Hall-Long’s statement also used a medical analogy.

“As a nurse, I deal in facts,’’ the statement said. “When a patient presents with a problem, you assess and diagnose, and then you take action. We’ve diagnosed the problem and we have now acted to amend any issues with the reports.”

Meyer says voters have ‘a lot more questions than answers’

Hall-Long’s public amendments and explanations have left many political observers unsatisfied.

Claire Snyder-Hall, executive director of Common Cause Delaware, a grassroots group that aims to protect and strengthen democracy, stressed that voters who contribute to campaigns “need to be able to trust that their money is being spent on legitimate campaign expenses rather than lining candidate pockets.”

She said that while it’s “encouraging” that Hall-Long amended the reports, the gubernatorial candidate should release the audit too “because that should go a long way in terms of restoring public trust. People do have questions.”

Doing so, she said, would let voters “be able to see for themselves and would help strengthen the public trust.”

Meyer, who announced his candidacy in June, said he agreed and noted that he doesn’t select the auditors of county government finances, and that all audits are made public.

Meyer also said while he hasn’t “scrutinized’’ the issue as deeply as others, it’s a “fair question’’ to ask his primary opponent how she could sign off on finance reports that year after year did not properly disclose what she now says were loans.

“Today, there’s historic levels of mistrust in government and historical levels of mistrust in elected officials and the only solution to address that mistrust is honesty and transparency,” Meyer said.

“Transparency means providing answers and Delawareans, including me, have a lot more questions than answers right now regarding this situation.”

Julianne Murray, who heads the state Republican Party and ran against Carney in 2020, said she and others were caught off guard when Hall-Long suddenly stopped raising money for her nascent campaign and announced a review of her finances.

“Everybody was surprised and intrigued by that,” Murray said. “You know, why wasn’t that taken care of before you announced?”

Murray joined others who say the audit should be released.

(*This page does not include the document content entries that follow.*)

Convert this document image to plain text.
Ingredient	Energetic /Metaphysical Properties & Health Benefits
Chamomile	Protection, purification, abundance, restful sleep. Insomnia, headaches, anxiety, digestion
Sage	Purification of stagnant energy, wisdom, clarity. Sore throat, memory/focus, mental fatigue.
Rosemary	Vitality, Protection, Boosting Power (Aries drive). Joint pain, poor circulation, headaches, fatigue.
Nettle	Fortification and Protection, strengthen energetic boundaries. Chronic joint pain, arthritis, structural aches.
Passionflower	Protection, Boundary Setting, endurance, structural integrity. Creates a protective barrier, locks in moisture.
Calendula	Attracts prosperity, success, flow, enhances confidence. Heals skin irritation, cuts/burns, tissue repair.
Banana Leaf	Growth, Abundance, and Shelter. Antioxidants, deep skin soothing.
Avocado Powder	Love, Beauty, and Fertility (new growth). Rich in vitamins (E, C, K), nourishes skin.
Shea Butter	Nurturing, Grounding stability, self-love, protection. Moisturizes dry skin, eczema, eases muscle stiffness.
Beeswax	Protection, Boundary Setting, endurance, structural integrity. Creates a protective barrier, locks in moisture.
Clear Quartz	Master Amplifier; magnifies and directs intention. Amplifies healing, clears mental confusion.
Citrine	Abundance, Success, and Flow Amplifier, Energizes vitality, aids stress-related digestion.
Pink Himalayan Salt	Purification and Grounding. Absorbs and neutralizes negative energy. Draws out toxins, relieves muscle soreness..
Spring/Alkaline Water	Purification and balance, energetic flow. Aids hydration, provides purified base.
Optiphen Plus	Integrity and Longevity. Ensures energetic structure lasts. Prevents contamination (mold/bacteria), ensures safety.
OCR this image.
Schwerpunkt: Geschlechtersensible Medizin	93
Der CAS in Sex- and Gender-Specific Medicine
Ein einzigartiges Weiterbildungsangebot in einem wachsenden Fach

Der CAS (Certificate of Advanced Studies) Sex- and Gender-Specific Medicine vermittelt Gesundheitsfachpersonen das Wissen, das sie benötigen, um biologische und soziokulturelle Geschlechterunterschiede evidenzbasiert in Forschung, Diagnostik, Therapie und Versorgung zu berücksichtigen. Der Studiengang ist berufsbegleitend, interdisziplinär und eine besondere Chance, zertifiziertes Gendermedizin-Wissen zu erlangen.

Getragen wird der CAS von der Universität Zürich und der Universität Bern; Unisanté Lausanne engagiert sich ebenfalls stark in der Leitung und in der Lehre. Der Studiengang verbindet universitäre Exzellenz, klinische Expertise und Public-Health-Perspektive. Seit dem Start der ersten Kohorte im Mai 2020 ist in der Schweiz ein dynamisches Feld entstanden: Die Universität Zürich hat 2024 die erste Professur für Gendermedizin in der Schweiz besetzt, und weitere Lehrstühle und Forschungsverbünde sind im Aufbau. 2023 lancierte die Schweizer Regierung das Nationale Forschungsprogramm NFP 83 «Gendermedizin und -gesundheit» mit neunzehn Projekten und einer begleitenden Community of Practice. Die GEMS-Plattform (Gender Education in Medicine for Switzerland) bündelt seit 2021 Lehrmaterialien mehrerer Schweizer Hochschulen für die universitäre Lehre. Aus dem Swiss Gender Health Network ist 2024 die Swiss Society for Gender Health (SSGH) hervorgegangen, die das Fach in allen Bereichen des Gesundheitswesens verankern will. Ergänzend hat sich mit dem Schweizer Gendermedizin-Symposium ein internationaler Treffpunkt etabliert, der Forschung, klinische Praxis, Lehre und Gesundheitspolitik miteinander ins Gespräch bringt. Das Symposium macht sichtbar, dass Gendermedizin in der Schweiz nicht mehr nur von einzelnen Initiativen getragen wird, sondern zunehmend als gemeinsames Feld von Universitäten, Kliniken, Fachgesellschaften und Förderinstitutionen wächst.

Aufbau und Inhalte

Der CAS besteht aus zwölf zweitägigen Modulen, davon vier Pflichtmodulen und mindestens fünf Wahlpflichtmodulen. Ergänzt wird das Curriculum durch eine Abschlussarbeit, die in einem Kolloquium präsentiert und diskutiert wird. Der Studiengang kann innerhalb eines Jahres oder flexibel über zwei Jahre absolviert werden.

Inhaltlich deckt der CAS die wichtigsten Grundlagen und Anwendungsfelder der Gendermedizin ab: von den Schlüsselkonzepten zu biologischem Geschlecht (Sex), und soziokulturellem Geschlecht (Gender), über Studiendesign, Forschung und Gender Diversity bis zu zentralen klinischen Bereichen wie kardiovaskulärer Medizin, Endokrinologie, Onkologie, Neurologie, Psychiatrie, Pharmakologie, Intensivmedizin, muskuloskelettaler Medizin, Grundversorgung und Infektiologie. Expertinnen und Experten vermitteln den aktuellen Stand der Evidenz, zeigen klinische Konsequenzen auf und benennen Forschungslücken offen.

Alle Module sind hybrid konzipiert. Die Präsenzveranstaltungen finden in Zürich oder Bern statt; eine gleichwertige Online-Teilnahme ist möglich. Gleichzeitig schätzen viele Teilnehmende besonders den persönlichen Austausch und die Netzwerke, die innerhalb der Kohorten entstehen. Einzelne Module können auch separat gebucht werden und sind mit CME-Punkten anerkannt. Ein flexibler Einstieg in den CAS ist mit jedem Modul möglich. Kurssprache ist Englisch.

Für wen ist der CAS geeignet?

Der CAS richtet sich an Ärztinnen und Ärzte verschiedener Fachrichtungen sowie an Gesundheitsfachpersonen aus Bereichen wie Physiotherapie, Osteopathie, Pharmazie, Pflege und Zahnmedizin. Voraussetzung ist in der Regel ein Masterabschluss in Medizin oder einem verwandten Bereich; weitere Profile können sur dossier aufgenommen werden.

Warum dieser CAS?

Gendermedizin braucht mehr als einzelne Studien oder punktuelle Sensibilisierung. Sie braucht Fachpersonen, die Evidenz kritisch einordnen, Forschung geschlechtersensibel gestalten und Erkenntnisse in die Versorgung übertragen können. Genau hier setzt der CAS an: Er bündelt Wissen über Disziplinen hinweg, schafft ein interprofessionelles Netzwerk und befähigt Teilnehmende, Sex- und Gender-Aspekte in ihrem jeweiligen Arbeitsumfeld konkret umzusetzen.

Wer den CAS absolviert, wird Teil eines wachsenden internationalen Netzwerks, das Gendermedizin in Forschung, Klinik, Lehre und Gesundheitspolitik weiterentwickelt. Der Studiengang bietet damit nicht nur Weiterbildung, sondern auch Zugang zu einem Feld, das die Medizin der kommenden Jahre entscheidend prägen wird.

“If there’s no issues there, if all you needed to do was amend the reports, why not put out the audit findings,’’ Murray said. “Because she is not putting out the audit report, the people are starting to go, ‘Well, wait a minute. Why not?’ There’s only so much that endorsements and people saying there’s nothing to see here will carry the day with everyday Delawareans. I  think it’s hurting her.”

Neither House Speaker Valerie Longhurst, who has endorsed Hall-Long, nor Senate President Pro Tem Dave Sokola, who served with her in the Senate but has not made an endorsement, responded to requests for comment.

Yet more than a dozen Democratic lawmakers publicly announced their support for her candidacy in recent weeks, albeit without mentioning the questions about her campaign finances.

State Sen. Stephanie Hansen, who also represents the Middletown area, told WHYY News she believes her friend and her husband made honest mistakes and is giving them the benefit of the doubt. She said the state’s campaign finance reporting system can be confusing.

“If this was an honest mistake compounded over the years, I can see how the final number of the amount that has been mischaracterized is going to be very large,” Hansen said.

Hansen said that even though she properly disclosed a loan to one of her campaigns, she can see how Hall-Long might have erred.

“I think they were just thinking of it as an expense,’’ Hansen said of Hall-Long paying for a television ad with her credit card. That’s where it becomes a judgment call and a wrong one if you decide, ‘Oh, that’s an expenditure, not a loan.”

Snyder-Hall said that regardless of how one views Hall-Long’s actions, it has definitely generated voter interest in a primary election that’s still 10 months away in a state where even gubernatorial races usually don’t heat up until the summer. She also said the controversy could be a pivotal factor.

“I guess voters have to decide,’’ the Common Cause director said, “whether they think this is something that was an unfortunate oversight or if it was something else.”